O auto-retrato

Correia da Fonseca

Não se falará aqui da crise política supostamente ultrapassada, até porque não serão a televisão e a informação por ela prestada os melhores pontos de partida para a abordagem do tema de que outros bem melhor se ocuparão noutros lugares. Isto não significa, porém, que a televisão seja de todo imprestável para nos conduzir a temas significativos: de certo modo a TV continua a ser a «janela aberta para o mundo» que se autoproclamou nos seus tempos de lançamento; usemo-la, pois. Sob condições: não esquecermos que é um órgão de manipulação social antes de o ser de comunicação; que tem donos mesmo quando não se trate de televisão privada e que esses donos não abdicam de ter interesses, objectivos e estratégias; que a manipulação tem uma vasta panóplia de instrumentos e métodos longamente experimentados.
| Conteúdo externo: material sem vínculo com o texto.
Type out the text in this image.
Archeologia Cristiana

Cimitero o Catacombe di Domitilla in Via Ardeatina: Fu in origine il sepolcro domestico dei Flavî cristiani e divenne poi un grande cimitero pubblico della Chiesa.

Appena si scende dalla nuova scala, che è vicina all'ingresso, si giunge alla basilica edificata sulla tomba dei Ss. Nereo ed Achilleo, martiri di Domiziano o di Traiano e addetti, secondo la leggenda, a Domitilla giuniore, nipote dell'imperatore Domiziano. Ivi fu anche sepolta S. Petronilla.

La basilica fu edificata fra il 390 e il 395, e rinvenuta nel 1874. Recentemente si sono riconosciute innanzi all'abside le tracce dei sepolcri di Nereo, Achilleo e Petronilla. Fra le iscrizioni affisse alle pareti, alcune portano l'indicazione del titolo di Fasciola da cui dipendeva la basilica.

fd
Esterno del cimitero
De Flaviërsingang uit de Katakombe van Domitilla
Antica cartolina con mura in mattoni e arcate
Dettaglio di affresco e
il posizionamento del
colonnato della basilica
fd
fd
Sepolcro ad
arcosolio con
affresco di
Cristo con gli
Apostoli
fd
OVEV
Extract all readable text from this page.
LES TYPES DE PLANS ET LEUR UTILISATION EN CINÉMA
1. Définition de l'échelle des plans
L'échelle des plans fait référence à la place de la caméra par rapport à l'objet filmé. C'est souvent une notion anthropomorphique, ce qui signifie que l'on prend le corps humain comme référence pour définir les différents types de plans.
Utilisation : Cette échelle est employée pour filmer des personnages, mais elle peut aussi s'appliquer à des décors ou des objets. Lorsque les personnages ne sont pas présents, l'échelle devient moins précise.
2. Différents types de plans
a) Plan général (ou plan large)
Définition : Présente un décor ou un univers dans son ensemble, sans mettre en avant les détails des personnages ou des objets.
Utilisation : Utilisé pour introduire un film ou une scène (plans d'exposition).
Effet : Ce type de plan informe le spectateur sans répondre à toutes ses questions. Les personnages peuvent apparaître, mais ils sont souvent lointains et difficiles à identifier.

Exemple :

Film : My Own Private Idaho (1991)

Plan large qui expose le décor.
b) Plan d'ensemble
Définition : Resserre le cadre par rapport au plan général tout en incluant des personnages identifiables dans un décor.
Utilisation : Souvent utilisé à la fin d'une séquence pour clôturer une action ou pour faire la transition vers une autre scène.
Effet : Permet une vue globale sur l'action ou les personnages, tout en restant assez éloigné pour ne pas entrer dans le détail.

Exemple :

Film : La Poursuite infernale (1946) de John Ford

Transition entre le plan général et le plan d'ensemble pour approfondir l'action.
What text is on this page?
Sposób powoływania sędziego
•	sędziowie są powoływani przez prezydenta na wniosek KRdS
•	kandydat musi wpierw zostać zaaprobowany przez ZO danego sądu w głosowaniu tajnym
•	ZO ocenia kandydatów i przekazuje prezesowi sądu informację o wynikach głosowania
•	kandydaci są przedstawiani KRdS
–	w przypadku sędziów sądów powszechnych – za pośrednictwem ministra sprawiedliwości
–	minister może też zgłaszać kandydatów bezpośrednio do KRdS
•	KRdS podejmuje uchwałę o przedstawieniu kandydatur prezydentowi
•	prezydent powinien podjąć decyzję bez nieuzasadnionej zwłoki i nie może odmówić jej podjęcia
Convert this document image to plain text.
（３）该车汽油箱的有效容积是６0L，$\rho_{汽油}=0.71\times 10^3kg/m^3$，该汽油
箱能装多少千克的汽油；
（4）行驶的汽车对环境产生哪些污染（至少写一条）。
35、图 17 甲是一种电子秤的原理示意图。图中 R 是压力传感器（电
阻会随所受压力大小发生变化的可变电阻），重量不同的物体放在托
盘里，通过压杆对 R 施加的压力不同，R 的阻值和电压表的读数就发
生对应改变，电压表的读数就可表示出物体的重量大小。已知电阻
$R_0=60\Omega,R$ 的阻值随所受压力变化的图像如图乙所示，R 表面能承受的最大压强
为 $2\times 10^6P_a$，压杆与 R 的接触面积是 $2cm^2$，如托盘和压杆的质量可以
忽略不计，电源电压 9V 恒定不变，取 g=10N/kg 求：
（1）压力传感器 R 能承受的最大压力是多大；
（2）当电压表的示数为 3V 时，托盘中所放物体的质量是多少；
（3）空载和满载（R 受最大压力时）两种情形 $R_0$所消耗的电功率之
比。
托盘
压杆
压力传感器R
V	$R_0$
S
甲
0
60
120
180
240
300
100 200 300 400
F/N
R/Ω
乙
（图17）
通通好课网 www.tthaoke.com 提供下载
Tudo isto vindo a propósito, ou não, da redução à dimensão mínima, operada pela TV portuguesa, de uma notícia não apenas merecedora de enorme destaque mas também denunciadora de algumas mistificações que por aí ainda se passeiam com o estatuto de verdades indiscutidas. Falo de soberanias nacionais, de independências, da legalidade como fundamento civilizacional, de coisas assim.

Washington como excepção

Trata-se da violência cometida por alguns estados europeus, entre os quais figura Portugal, contra a República da Bolívia na pessoa do seu presidente, Evo Morales. A fim de participar em Moscovo numa reunião de países produtores de gás, Morales viajara para a capital russa no avião presidencial da República da Bolívia e, finda a conferência, partira de Moscovo no mesmo avião, naturalmente, para regresso a La Paz. Acontece, porém, que La Paz é longe, digamos que do outro lado do mundo, e que um voo tão extenso reclama pausas a meio da rota para reabastecimento de carburante e até, eventualmente, para cuidados e revisões técnicas ainda que sumárias. Mais ainda: o natural e óbvio caminho aéreo de Moscovo a La Paz implica o possível sobrevoo de diversos países europeus, da Polónia a Portugal, o que regras antigas do Direito Internacional e do relacionamento diplomático há muito garantem com compreensíveis vantagens para todas as partes e para o convívio civilizado em geral ao nível dos estados. Complementarmente, saliente-se que um avião presidencial goza, é claro, de imunidade diplomática e salvaguardas afins, estatuto incompatível com a expressão de suspeitas quanto à prática de ilicitudes, desde contrabando a transporte de delinquentes. Porque a vida diplomática implica bons modos, alguma cortesia, fórmulas e acções respeitosas, o que é generalizadamente aceite. Mas não em Washington, pelos vistos, numa excepção que justificadamente escandaliza o mundo.

Mais uma página

Ora, paralelamente à reunião moscovita dos países produtores de gás, aconteceu o Caso Snowden, isto é, a fuga através de diversos países de um agente da CIA que, indignado perante práticas da Agência, decidiu revelar informações secretas e por aí incorreu numa perseguição implacável que bem pode terminar com o seu falecimento. Snowden estaria em Moscovo quando Evo Morales também por lá esteve, e alguns norte-americanos, espertíssimos, terão sonhado que bem poderia o seu compatriota ter sido acolhido no avião presidencial. De onde a ordem para os súbditos europeus: nada de permitirem escala ao avião de Evo Morales (que de resto é índio, isto é, de algum modo sub-humano para olhos USA), nada de reabastecimentos. Obedientes, logo os governos de França, Itália, Espanha e Portugal acederam à ordem e ignoraram as regras, as leis, os modos civilizados. Chegou Evo Morales a La Paz e aí foi aclamado calorosamente; organismos representativos dos estados sul-americanos (OEA, CPNASUL, CELAC, Mercosul, alguns outros) exprimiram o seu indignado espanto; as importantes relações dos países transgressores da civilidade internacional com os estados da América do Sul entraram em crise. Mas o inescrúpulo e a brutalidade de Washington em conjunto com a desvergonha e a subserviência de quatro estados europeus tinham escrito mais uma breve página da História contemporânea que é como que o seu auto-retrato de grupo. Página suja. Que inclui o nome de Portugal.